The major goal of our study was to identify RCC cancer cells with different sphere-forming abilities that were preferentially altered in pVHL, HIF1α, or HIF2α. This analysis gave us a unique opportunity to probe the novel molecular pathways involved in the generation of cancer cells with CSCs-like properties. Here, we demonstrated that HIF2α expression was elevated in sphere-derived cells, and we propose that HIF2α-dependent signalling preferentially promoted a CSC-like phenotype involved in tumour initiation and progression of conventional RCCs.

HIF1α and HIF2α have 48% amino acid sequence identity and similar protein structures but are non-redundant in function because they have distinct target genes and mechanisms of regulation (Koh and Powis, 2012). Intriguingly, it appears that in some cell lines, HIF1α is most active during short periods (2–24 h) of intense hypoxia or anoxia (<0.1% O2), whereas HIF2α is active under mild or physiological hypoxia (<5% O2) and continues to remain active even after 48–72 h of hypoxia (Holmquist-Mengelbier et al, 2006). Hence, in certain contexts, HIF1α drives the initial response to hypoxia, but during chronic hypoxic exposure, it is HIF2α that has the major role in driving the hypoxic response (Holmquist-Mengelbier et al, 2006; Koh et al, 2011). This HIF ‘switch’ results in HIF1α and HIF2α playing divergent but complementary roles under both physiological and pathophysiological conditions (Koh and Powis, 2012). Our results strongly indicate that HIF2α, but not HIF1α, generates RCC cells with CSC-like properties.

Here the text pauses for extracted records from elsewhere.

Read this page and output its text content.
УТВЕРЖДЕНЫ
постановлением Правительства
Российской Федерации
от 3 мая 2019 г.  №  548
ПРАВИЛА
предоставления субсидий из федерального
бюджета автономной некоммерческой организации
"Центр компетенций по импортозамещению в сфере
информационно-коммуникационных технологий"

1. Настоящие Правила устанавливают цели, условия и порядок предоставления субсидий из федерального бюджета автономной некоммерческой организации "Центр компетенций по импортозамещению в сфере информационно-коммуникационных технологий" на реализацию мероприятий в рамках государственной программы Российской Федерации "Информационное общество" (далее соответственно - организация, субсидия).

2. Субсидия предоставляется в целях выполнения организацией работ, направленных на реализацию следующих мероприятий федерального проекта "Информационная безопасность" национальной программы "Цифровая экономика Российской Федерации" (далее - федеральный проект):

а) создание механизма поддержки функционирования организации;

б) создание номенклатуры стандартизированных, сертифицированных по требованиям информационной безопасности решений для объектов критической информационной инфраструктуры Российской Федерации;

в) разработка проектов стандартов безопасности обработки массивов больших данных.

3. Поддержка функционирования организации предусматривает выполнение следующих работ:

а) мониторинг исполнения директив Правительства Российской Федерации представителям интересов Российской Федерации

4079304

It is unclear how RCC cells produce HIF2α and acquire a CSC-like phenotype during sphere culture. At the present time, we can only speculate about HIF2α activation in RCC cells and that the activation of HIF2α in CSC-like phenotype is driven by a non-canonical signalling. One possibility is the existence of a link between epidermal growth factor receptor (EGFR) signalling and oxygen-independent HIF2α upregulation in RCC cells. Previous studies have shown that the EGF receptor signalling pathway is usually deregulated in cancer and is suggested to have an important role in RCC (Dias et al, 2013). During sphere culture, EGF stimulates HIF2α protein expression (our unpublished data); this may be achieved by the phosphoinositide 3-kinase/AKT pathway. Obviously, this possibility needs to be examined to better understand the mechanism of the conversion of non-CSCs into CSCs.

To characterise RCC-derived CSCs, we analysed seven putative CSC markers, and CXCR4 was found to be the most expressed. Previous studies in colon cancer cells showed that CXCR4 expression is regulated by hypoxia and HIFs (Romain et al, 2014), but a direct connection among HIF2α, CXCR4 signalling, and RCC-derived CSCs was previously lacking. Significantly, after HIF2α knockdown, CXCR4 expression and enrichment in the CSC population were almost entirely lost. This emphasises that co-activation of both HIF2α and CXCR4 leads to the acquisition of a CSC phenotype. Given that poor clinical prognosis was associated with elevated CXCR4 expression in RCC, it is possible that tumour cells with high levels of CXCR4 expression and activation of HIF2α are more resistant to conventional therapies that lead to more prevalent rates of relapse. Hence, understanding how CSCs are regulated by HIF2α and CXCR4 activation is crucial if they are to be targeted for therapy.